Scripture gives a number of exhortations for spiritual healing.
First, we repent. Both the Old and New Testaments use this word frequently. The word means “turn,” or some have suggested a military definition: “about face.” Repentance means a wholesale turning from trusting in ourselves and a thorough dependence on God. Sometimes it means remorse for our bad choices, but repentance is more than remorse; it must foster change in conduct.
Second, we receive forgiveness from God. The Bible assures us that when we meet his condition he will respond with mercy. No one who sincerely turns from sin has found rejection from God. He’s the loving father of Luke 15 who runs to meet the prodigal when he comes home, dresses him in the clothes of restoration and rejoices with feasting.

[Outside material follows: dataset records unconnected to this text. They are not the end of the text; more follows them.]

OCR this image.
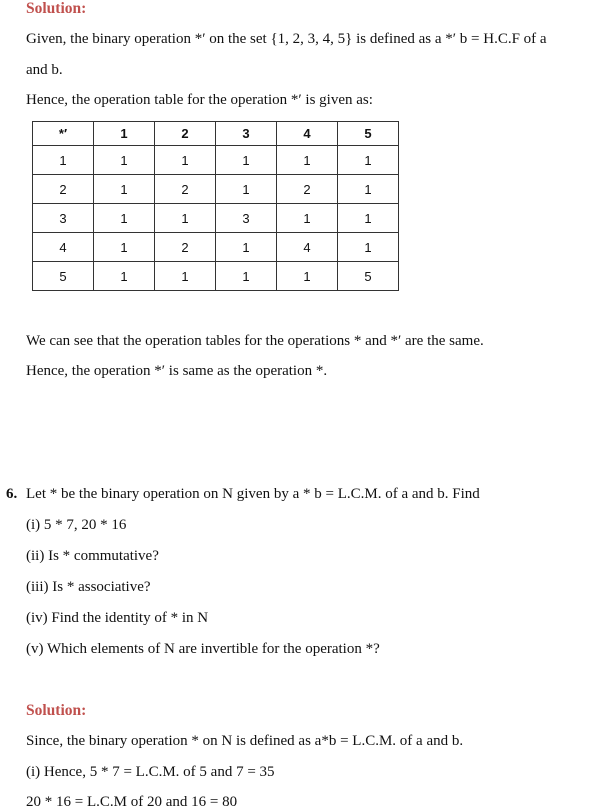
Solution:
Given, the binary operation *′ on the set {1, 2, 3, 4, 5} is defined as a *′ b = H.C.F of a
and b.
Hence, the operation table for the operation *′ is given as:
*′	1	2	3	4	5
1	1	1	1	1	1
2	1	2	1	2	1
3	1	1	3	1	1
4	1	2	1	4	1
5	1	1	1	1	5
We can see that the operation tables for the operations * and *′ are the same.
Hence, the operation *′ is same as the operation *.
6. Let * be the binary operation on N given by a * b = L.C.M. of a and b. Find
(i) 5 * 7, 20 * 16
(ii) Is * commutative?
(iii) Is * associative?
(iv) Find the identity of * in N
(v) Which elements of N are invertible for the operation *?
Solution:
Since, the binary operation * on N is defined as a*b = L.C.M. of a and b.
(i) Hence, 5 * 7 = L.C.M. of 5 and 7 = 35
20 * 16 = L.C.M of 20 and 16 = 80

Third, we make restitution if possible. Restitution often underscores the genuineness of repentance since it proves a true change of heart.
Restitution is the Zacchaeus model as told in Luke 19. Zacchaeus was a tax collector known for his selfishness and treachery. But Jesus showed kindness to him in Jericho and the tax collector made a startling declaration.
“I’ll give half my goods to the poor, and if I’ve taken anything unjustly from anyone, I’ll restore four times what I took,” he said.
Zacchaeus’s love for Christ became more important than love for money.
Fourth, we forgive ourselves. Sometimes we cringe when thinking of the heinous nature of our sin. Our spiritual enemy makes us doubt we’re truly forgiven. But doubting forgiveness is doubting God’s word which we mustn’t do. His forgiveness is sure though the forgiveness of others may not be.
I talked with a friend recently who used an interesting phrase in telling me of his journey back to faith.
“I’ve found that some people choose not to make this journey with me,” he said.
This is regrettable, but true. Others may doubt our sincerity and disbelieve our repentance. But we must go forward in our journey, believe that God values us and seek to share the story of his mercy with others who need to know.